Sie teilten sich sogar das Popcorn. Ganz freundschaftlich, hatte sie seine Gedanken bestätigt und schief gegrinst. Ganz freundschaftlich.
"Gahh...ich muss sagen, der Film war nicht so krass, wie er in dem Trailer gewirkt hatte", seufzte sie ergeben auf und dehnte sich. Auch Leonard stand auf und schulterte sein Gepäck. Viel hatte er nicht von dem Film mitbekommen, was sicher daran lag, dass er eigentlich kein Fan von Horror-Fantasy-SciFi war. Oder was auch immer der Film gewesen war.
"Wie fandest du ihn?" Sie drehte sich vor dem Eingang des Kinos noch einmal zu ihm um, während sie ihre Jacke anzog.
"Nah-nicht schlecht"
Er musterte sie, als würde er damit ihren Gedanken auf den Grund kommen können. Ein feines Lächeln kräuselte ihre Mundwinkel und mit einer selbstbewussten Miene schüttelte sie mit einer ernergischen Bewegung eine ihrer dunklen Strähnen aus der Stirn.
Er wurde zwar nicht schlau aus ihr, aber er wusste, er kam bei der Wette wenigstens ein bisschen voran. Dann musste er an Shawn und Hae denken und zog die Augenbrauen ganz unbewusst ein wenig in die Höhe.
"Gut...", sagte sie und ihre Stimme blieb in der kalten Luft hängen. Auch er wusste nicht, was er sagen sollte. Sollten sie über Schule reden? Aber ehe er etwas sagen konnte, war das Gespräch gestorben. Ihm war die ständige Stille zwischen ihnen unangenehm. Es gab verschiedene Arten von Stille. Stille zwischen Menschen, die sich ohne Wort verstanden. Stille zwischen Menschen, die nicht wussten was sie sagen sollten. Stille.

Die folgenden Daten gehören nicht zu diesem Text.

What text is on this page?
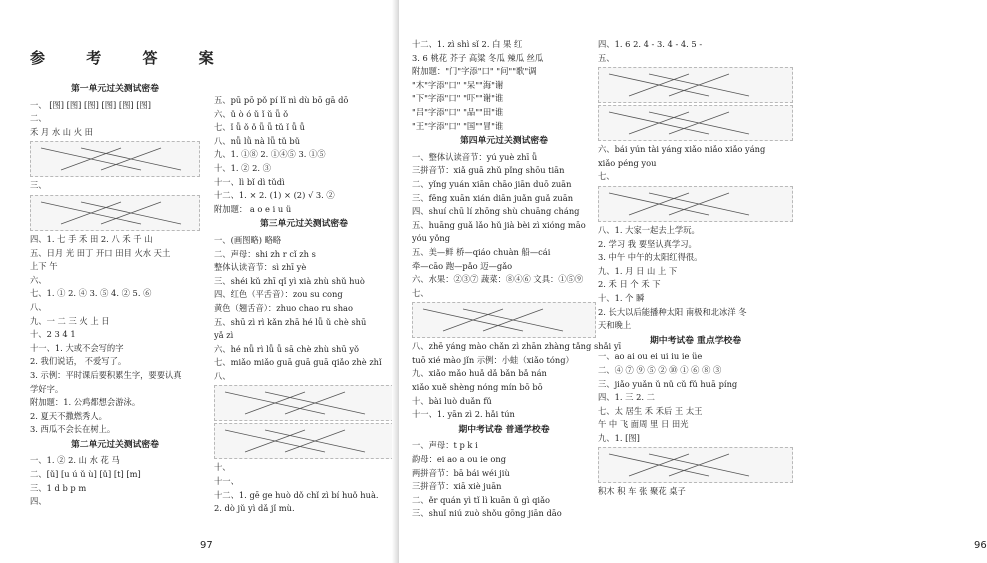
参 考 答 案
第一单元过关测试密卷
一、 [图] [图] [图] [图] [图] [图]
二、
禾 月 水 山 火 田
三、
四、1. 七 手 禾 田 2. 八 禾 千 山
五、日月 光 田丁 开口 田目 火水 天土
上下 午
六、
七、1. ① 2. ④ 3. ⑤ 4. ② 5. ⑥
八、
九、一 二 三 火 上 日
十、2 3 4 1
十一、1. 大或不会写的字
2. 我们说话， 不爱写了。
3. 示例：平时课后要积累生字，要要认真
学好字。
附加题：1. 公鸡都想会游泳。
2. 夏天不撒燃秀人。
3. 西瓜不会长在树上。
第二单元过关测试密卷
一、1. ② 2. 山 水 花 马
二、[ǔ] [u ú ǔ ù] [ǔ] [t] [m]
三、1 d b p m
四、
五、pū pō pǒ pí lǐ nì dù bō gā dō
六、ǔ ò ó ǔ ǐ ǔ ǚ ǒ
七、ǐ ǚ ǒ ǒ ǚ ǚ tǔ ǐ ǚ ǚ
八、nǚ lǜ nà lǚ tǔ bǔ
九、1. ①⑧ 2. ①④⑤ 3. ①⑤
十、1. ② 2. ③
十一、lì bǐ dì tǔdì
十二、1. × 2. (1) × (2) √ 3. ②
附加题： a o e i u ü
第三单元过关测试密卷
一、(画图略) 略略
二、声母：shi zh r cǐ zh s
整体认读音节：sì zhī yè
三、shéi kǔ zhī qǐ yì xià zhù shǔ huò
四、红色（平舌音）：zou su cong
黄色（翘舌音）：zhuo chao ru shao
五、shū zì rì kǎn zhā hé lǚ ǔ chè shū
yǎ zì
六、hé nǚ rì lǚ ǚ sā chè zhù shū yǒ
七、miǎo miǎo guā guā guā qiǎo zhè zhǐ
八、
十、
十一、
十二、1. gē ge huò dǒ chǐ zì bí huǒ huà.
2. dò jǔ yì dǎ jǐ mù.
97
十二、1. zì shì sǐ 2. 白 果 红
3. 6 桃花 芥子 高粱 冬瓜 辣瓜 丝瓜
附加题："门"字添"口" "问""歌"调
"木"字添"口" "呆""海"谢
"下"字添"口" "吓""谢"谁
"吕"字添"口" "品""田"谁
"王"字添"口" "国""冒"谁
第四单元过关测试密卷
一、整体认读音节：yú yuè zhī ǚ
三拼音节：xiǎ guā zhǔ pǐng shōu tiān
二、yǐng yuán xiān chāo jiān duō zuān
三、fēng xuān xián diān juǎn guǎ zuān
四、shuí chū lí zhōng shù chuāng cháng
五、huāng guǎ lǎo hǔ jià bèi zì xióng māo
yóu yǒng
五、美—鲜 桥—qiáo chuàn 船—cái
牵—cāo 跑—pǎo 迈—gǎo
六、水果：②③⑦ 蔬菜：⑧④⑥ 文具：①⑤⑨
七、
八、zhē yáng mào chǎn zì zhān zhàng tǎng shǎi yī
tuō xié mào jǐn 示例：小蛙（xiǎo tóng）
九、xiǎo mǎo huǎ dǎ bǎn bǎ nán
xiǎo xuě shèng nóng mín bō bō
十、bài luò duǎn fǔ
十一、1. yān zì 2. hǎi tún
期中考试卷 普通学校卷
一、声母：t p k i
韵母：ei ao a ou ie ong
两拼音节：bā bái wéi jiù
三拼音节：xiā xiè juān
二、ěr quán yì tǐ lì kuān ǔ gì qiǎo
三、shuǐ niú zuò shǒu gōng jiān dāo
四、1. 6 2. 4 - 3. 4 - 4. 5 -
五、
六、bái yún tài yáng xiǎo niǎo xiǎo yáng
xiǎo péng you
七、
八、1. 大家一起去上学玩。
2. 学习 我 要坚认真学习。
3. 中午 中午的太阳红得很。
九、1. 月 日 山 上 下
2. 禾 日 个 禾 下
十、1. 个 瞬
2. 长大以后能播种太阳 南极和北冰洋 冬
天和晚上
期中考试卷 重点学校卷
一、ao ai ou ei ui iu ie üe
二、④ ⑦ ⑨ ⑤ ② ⑩ ① ⑥ ⑧ ③
三、jiǎo yuǎn ǔ nǔ cǔ fǔ huā píng
四、1. 三 2. 二
七、太 居生 禾 禾后 王 太王
午 中 飞 面周 里 日 田光
九、1. [图]
积木 积 车 张 聚花 桌子
96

Er zog seine Schultern ein wenig höher und sah auf Hae hinab, die nervös an ihrem Ärmel zupfte.
Er wollte sein Fahrrad losmachen, wortlos-was sollte man schon sagen, aber Hae drehte leicht ihren Kopf. Sie grinste ihn frech an und zog Leonard kurzerhand durch die Straßen der Kleinstadt. Und um jeden Schritt wurde die Musik immer lauter. Er glaubte, Gitarre, Geige und ein Schlagzeug ausmachen zu können. Zusätzlich ein rhytmisches Stampfen, das die Erde erbeben ließ.
Es war ein lokales Tanzevent, wie man es oft heutzutage an dem kleinen Redanfluss sah, der ihre Stadt durchfloss. Die Menschen wirbelten einander durch die Menge, klatschten und stampften und vollführten schnelle Tänze zu der schnellen Musik der Live Band, die heute ihre Bühne als die Ufer des Redanflusses auserkoren hatte.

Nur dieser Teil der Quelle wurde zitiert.